La Malaisie a franchi un nouveau pas décisif dans sa lutte contre la pollution plastique en annonçant mercredi 2 juillet 2025 l'entrée en vigueur d'une législation stricte visant à réduire drastiquement les importations massives de déchets plastiques. Cette mesure représente un tournant majeur pour ce pays d'Asie du Sud-Est qui fait face depuis des années à un afflux incontrôlé de déchets plastiques en provenance des pays développés.
Une réglementation renforcée aux conséquences majeures
Le ministère malaisien de l'Investissement, du Commerce et de l'Industrie a confirmé que le gouvernement est "engagé à favoriser un environnement commercial légitime, responsable et respectueux de l'environnement afin de soutenir des objectifs sociaux-économiques durables". Ces nouvelles règles, entrées en vigueur le 1er juillet 2025, marquent une rupture avec les pratiques antérieures en imposant des conditions drastiques aux importateurs de déchets plastiques.
La nouvelle législation prévoit la délivrance de "certificats d'approbation" uniquement aux importateurs qui respectent toutes les conditions de la législation malaisienne.
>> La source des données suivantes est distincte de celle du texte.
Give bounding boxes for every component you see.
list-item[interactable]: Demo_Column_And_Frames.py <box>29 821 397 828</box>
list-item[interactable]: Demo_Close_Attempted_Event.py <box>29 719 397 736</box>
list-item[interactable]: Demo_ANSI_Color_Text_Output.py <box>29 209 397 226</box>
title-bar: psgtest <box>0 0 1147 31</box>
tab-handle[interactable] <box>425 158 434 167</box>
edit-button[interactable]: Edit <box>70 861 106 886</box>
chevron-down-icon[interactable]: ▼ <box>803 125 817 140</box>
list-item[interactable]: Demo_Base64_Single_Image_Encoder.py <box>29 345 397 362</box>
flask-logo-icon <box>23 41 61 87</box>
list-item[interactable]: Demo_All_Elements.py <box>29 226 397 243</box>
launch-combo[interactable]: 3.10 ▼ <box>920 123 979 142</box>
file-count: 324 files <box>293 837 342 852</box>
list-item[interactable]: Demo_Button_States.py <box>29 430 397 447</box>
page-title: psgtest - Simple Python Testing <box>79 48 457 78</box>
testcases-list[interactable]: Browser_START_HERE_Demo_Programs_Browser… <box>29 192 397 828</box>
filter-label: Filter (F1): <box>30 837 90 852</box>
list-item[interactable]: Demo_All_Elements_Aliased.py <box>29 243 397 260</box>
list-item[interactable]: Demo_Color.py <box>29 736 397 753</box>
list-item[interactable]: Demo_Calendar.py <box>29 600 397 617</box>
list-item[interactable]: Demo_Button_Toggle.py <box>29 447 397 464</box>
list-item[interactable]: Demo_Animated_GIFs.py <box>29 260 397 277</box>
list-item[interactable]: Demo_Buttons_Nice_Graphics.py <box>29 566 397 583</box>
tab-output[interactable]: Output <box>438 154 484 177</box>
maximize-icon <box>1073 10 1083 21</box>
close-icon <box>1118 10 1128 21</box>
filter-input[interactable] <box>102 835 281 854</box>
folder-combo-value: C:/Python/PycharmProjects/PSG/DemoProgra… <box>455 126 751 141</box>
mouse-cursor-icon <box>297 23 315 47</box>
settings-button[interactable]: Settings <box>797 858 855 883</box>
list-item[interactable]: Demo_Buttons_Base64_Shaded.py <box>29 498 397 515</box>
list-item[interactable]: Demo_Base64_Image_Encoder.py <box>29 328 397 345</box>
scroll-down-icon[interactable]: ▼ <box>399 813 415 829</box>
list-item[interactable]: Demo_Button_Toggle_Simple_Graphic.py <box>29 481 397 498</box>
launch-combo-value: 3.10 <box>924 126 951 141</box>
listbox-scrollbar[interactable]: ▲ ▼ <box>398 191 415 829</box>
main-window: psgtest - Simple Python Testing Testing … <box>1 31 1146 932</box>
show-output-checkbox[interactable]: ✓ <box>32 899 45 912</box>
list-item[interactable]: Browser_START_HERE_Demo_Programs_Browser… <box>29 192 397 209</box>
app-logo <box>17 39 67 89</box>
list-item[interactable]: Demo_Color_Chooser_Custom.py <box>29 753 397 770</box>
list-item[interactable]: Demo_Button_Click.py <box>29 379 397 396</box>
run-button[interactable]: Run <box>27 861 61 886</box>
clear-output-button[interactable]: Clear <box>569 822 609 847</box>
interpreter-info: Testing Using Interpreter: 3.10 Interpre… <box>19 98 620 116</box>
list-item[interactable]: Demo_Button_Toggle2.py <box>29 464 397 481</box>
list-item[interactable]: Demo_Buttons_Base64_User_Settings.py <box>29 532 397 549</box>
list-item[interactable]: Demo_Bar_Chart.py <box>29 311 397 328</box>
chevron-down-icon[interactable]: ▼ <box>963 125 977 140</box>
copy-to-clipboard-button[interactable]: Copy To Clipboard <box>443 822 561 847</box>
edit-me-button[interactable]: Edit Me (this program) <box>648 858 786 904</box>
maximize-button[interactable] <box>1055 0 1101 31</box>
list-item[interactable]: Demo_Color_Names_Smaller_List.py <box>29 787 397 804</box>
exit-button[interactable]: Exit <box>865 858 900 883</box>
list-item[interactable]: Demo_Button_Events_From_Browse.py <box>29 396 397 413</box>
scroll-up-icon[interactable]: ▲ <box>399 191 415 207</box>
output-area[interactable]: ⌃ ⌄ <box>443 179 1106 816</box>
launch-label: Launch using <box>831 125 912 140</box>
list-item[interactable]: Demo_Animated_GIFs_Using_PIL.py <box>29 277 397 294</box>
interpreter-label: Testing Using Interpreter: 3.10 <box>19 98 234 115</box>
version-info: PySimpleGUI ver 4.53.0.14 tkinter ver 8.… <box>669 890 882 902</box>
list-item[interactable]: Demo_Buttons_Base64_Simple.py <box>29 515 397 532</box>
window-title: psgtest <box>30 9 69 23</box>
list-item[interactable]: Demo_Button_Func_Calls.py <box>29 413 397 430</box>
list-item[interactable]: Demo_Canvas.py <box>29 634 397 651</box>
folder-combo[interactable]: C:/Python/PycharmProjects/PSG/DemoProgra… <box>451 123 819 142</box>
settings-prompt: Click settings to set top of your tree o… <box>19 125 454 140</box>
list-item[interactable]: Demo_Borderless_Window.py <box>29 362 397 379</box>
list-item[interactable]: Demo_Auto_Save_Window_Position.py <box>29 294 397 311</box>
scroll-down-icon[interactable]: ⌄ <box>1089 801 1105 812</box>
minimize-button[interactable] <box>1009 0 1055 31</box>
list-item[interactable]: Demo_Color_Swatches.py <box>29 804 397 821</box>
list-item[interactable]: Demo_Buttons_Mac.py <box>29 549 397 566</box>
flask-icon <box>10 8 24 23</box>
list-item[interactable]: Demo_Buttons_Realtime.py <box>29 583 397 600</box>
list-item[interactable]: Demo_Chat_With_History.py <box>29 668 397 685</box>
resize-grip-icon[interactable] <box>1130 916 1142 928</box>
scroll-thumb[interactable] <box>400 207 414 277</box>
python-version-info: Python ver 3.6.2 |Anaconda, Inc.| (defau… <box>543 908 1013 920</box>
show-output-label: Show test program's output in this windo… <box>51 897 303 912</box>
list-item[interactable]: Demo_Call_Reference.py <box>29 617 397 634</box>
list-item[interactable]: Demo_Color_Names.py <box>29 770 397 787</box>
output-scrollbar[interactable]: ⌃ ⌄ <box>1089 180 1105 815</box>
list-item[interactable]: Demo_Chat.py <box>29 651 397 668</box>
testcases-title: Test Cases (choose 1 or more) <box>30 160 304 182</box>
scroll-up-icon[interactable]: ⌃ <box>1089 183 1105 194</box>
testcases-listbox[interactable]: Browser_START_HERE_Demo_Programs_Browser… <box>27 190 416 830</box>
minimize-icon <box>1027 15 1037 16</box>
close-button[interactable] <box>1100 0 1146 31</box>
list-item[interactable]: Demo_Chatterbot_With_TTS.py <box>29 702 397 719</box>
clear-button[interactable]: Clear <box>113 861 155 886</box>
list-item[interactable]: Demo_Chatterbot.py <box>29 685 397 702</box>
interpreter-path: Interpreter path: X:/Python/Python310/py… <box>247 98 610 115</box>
Plus restrictif encore, ces autorisations ne seront accordées qu'aux pays ayant signé et ratifié la Convention de Bâle, un traité des Nations Unies de 1989 qui réglemente les mouvements de déchets dangereux [1].
Cette condition exclut de facto les États-Unis, principal exportateur de déchets plastiques vers la Malaisie, car ils ne font pas partie de la Convention de Bâle. Les États-Unis rejoignent ainsi le Timor oriental, Haïti et le Soudan du Sud dans la liste des pays non signataires de ce traité international fondamental pour la régulation du commerce des déchets dangereux.
L'ampleur du défi environnemental
Les chiffres révèlent l'ampleur du problème auquel fait face la Malaisie. En 2023, le pays a importé plus de 450 000 tonnes métriques de déchets plastiques, une quantité suffisante pour remplir environ 162 piscines de taille olympique selon la plateforme de données Statista. Cette masse considérable de déchets provient principalement des États-Unis, suivis par l'Allemagne et l'Espagne.
Cette situation trouve ses origines dans la décision de la Chine en 2018 de cesser la plupart de ses importations de déchets plastiques. Depuis lors, l'Asie du Sud-Est, et particulièrement la Malaisie, s'est retrouvée "inondée" de déchets plastiques en provenance d'économies développées comme les États-Unis et la Grande-Bretagne. De nombreuses entreprises de recyclage chinoises se sont alors délocalisées en Malaisie, entraînant l'acheminement d'énormes quantités de plastique, souvent sans autorisation légale.
Le gouvernement malaisien a averti qu'il "n'hésitera pas à agir fermement contre tout individu ou entreprise qui tenterait de contourner les contrôles sur les importations de déchets ou de s'engager dans des activités illicites d'importations de déchets". Cette déclaration fait écho aux efforts déjà déployés par les autorités malaisiennes qui ont saisi 106 conteneurs de déchets électroniques dangereux l'année dernière et démantelé un réseau d'importation illégale de déchets.
La nouvelle réglementation s'inscrit dans une démarche plus large de protection environnementale. En 2018, face à l'afflux massif de déchets plastiques suite à l'interdiction chinoise, le gouvernement malaisien avait déjà commencé à sévir contre les opérations de recyclage illégales. Entre 2019 et 2020, pas moins de 218 usines de recyclage illégales ont été fermées, et 150 conteneurs totalisant 3 737 tonnes de déchets plastiques illégaux ont été rapatriés vers leurs pays d'origine.
Cette mesure législative témoigne d'un changement d'approche fondamental de la Malaisie face au "colonialisme des déchets", terme utilisé par les militants environnementaux pour décrire l'exportation massive de déchets des pays riches vers les pays en développement. La Convention de Bâle, adoptée en 1989, avait justement été conçue pour répondre aux craintes des pays en développement, notamment africains, de devenir des lieux de stockage pour les déchets dangereux des pays développés.
En exigeant désormais que seuls les pays signataires de cette convention puissent exporter leurs déchets plastiques vers la Malaisie, le gouvernement de Kuala Lumpur envoie un signal fort à la communauté internationale. Cette décision pourrait inciter d'autres pays de la région à adopter des mesures similaires, transformant potentiellement la gestion mondiale des déchets plastiques.
L'impact de cette nouvelle législation dépasse les frontières malaisiennes. Elle force les pays exportateurs, particulièrement les États-Unis, à reconsidérer leur stratégie de gestion des déchets plastiques et pourrait les pousser à développer leurs propres infrastructures de recyclage plutôt que de continuer à exporter leurs déchets vers des pays en développement.